The trial, which started Thursday in a West Palm Beach courtroom, stems from a Feb. 6, 2019, request by Eleanor Lepselter, also signed by Edward, appointing attorney Jonathan Yellin’s law firm, Backer Aboud Poliakoff & Foelster as their representative authorized to conduct a record request on their behalf.

On the same day, Yellin, one of the firm’s attorneys, sent his own letter advising that he was representing Eleanor Lepselter and planned to conduct a “forensic audit” of the association’s financial records. His letter said the couple planned to file a petition for arbitration with the state Department of Business and Professional Regulation if the board failed to make the records available.

The state’s Condominium Act obligates condo boards to provide records access “to an association member (unit owner) or the authorized representative of such member.”
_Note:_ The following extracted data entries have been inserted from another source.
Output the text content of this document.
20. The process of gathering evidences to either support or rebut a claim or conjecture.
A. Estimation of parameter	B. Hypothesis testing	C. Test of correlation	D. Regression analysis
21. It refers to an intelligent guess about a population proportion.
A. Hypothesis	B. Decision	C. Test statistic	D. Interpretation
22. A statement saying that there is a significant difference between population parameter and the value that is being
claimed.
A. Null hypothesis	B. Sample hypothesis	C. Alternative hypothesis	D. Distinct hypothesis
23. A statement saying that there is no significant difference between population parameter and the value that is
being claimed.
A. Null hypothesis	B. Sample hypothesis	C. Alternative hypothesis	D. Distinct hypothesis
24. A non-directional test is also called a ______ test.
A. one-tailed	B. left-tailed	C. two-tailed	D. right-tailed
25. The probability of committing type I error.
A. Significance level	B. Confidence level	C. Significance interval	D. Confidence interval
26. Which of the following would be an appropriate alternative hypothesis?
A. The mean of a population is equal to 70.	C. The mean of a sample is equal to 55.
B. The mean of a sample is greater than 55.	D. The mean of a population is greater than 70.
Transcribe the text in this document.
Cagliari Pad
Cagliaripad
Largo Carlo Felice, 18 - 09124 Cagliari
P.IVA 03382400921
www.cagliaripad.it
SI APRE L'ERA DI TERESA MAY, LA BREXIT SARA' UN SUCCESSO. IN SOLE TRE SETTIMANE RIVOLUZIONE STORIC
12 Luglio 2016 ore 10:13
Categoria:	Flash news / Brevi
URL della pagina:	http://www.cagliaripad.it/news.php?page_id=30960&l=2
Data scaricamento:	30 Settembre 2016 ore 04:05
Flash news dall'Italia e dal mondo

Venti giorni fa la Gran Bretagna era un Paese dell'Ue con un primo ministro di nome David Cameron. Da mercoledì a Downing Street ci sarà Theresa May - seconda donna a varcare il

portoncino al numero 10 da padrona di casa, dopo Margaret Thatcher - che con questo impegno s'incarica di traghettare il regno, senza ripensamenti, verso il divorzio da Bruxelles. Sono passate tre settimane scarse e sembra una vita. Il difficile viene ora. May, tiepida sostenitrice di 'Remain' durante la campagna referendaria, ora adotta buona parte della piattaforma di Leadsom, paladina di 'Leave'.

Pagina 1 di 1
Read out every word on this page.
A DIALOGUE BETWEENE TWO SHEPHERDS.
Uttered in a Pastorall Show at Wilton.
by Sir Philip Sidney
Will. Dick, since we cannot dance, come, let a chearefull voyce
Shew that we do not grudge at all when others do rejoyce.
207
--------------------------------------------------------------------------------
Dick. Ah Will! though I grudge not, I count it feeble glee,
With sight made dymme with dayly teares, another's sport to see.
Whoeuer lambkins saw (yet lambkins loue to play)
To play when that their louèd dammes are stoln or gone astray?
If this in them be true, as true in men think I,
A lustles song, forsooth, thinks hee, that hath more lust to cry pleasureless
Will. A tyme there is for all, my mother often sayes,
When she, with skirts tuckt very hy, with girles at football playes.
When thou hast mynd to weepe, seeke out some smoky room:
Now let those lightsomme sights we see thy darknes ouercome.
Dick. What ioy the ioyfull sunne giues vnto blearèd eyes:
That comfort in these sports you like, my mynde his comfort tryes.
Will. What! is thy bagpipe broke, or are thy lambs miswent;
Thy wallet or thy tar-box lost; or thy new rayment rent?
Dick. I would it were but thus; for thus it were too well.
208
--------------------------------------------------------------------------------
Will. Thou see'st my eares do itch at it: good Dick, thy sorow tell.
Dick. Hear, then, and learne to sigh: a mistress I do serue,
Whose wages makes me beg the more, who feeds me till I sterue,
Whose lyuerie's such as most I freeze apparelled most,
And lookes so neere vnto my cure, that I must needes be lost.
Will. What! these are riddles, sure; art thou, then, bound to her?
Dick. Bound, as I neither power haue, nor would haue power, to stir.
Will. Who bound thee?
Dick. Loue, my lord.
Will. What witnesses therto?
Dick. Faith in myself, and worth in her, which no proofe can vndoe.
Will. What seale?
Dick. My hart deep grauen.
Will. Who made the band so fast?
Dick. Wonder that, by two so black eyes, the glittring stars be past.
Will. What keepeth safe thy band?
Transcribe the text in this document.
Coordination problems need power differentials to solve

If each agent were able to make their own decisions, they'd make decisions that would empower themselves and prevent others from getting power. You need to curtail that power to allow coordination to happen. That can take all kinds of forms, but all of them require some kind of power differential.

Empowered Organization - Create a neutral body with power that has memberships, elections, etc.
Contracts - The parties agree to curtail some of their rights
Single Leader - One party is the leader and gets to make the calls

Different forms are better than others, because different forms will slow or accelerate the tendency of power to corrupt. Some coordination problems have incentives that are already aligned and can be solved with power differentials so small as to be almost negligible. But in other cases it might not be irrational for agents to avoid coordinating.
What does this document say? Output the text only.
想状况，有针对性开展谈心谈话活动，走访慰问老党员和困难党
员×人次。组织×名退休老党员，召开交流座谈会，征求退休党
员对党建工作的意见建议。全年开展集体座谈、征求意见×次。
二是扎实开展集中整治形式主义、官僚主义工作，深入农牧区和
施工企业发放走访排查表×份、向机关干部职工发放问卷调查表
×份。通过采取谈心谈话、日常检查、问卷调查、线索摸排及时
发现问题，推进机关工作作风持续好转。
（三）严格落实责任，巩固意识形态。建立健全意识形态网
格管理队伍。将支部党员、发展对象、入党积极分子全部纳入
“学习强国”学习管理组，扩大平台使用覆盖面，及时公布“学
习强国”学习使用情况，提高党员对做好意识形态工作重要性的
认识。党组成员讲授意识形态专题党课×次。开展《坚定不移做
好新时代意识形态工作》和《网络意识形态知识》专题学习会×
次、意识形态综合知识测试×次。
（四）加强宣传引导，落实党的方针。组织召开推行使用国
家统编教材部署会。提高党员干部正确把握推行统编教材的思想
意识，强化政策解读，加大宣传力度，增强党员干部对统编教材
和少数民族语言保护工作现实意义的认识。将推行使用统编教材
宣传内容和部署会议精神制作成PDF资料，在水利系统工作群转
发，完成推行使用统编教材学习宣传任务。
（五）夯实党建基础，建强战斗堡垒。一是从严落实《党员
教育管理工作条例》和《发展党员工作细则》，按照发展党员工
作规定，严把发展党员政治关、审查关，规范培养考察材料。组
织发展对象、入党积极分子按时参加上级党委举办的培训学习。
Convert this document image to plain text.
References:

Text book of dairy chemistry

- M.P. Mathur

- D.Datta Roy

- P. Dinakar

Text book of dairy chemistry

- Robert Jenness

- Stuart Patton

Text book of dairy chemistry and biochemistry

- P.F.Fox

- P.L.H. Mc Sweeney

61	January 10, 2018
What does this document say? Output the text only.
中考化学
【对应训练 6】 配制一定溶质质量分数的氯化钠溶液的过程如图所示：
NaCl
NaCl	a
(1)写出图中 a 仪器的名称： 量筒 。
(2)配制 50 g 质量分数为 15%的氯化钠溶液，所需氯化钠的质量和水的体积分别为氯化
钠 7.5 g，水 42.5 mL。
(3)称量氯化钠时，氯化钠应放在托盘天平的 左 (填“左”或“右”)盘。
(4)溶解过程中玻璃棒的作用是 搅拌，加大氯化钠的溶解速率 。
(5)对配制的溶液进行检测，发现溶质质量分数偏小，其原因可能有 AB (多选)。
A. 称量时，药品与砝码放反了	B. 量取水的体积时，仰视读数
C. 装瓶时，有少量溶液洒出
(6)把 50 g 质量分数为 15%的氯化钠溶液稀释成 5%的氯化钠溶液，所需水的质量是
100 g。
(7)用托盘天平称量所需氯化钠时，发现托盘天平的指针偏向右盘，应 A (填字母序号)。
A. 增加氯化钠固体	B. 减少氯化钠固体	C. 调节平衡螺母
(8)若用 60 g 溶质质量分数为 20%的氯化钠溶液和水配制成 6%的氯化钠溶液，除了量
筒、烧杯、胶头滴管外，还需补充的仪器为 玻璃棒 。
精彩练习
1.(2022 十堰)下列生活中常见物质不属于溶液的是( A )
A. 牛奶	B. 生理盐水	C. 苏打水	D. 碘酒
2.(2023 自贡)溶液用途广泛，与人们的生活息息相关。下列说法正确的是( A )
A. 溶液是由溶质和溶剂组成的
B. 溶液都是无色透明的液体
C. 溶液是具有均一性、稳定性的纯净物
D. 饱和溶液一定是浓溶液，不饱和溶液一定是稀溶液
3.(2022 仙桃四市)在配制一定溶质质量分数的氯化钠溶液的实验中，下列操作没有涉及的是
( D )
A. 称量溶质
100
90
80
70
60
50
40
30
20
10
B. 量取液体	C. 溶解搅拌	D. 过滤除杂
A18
Boca View Condominium Association, which secured a $395,554 legal judgment against one of its unit owners, Eileen Breitkreutz, pictured, last spring, is back in court fighting another unit owner who claims the associations board violated condo record access laws.


On Feb. 22, 2019, the association’s property manager, Eric Estabanez, emailed Eleanor Lepselter, setting the following Monday as the date that the records would be made available. The email stated that only Eleanor, and not Yellin, would be allowed to inspect the records.

When Eleanor Lepselter showed up at the property manager’s office with Yellin at the appointed time, Estabanez said that only she would be allowed into the room where the records were assembled.

Yellin protested, telling treasurer Giuseppe Marcigliano, who was also present, that state law required access for unit members or their authorized representatives.

Eleanor Lepselter and Yellin testified at the trial that Marcigliano told them, “That’s your law. Not my law. I don’t give a s--- about your law.”

When asked about the statement in court, Marcigliano told the Lepselters’ attorney, Christopher Salavar, “You’re a liar.”

But then Marcigilano said, “I said that to terminate the conversation. I didn’t want to talk to [Yellin] anymore. He’s obnoxious.”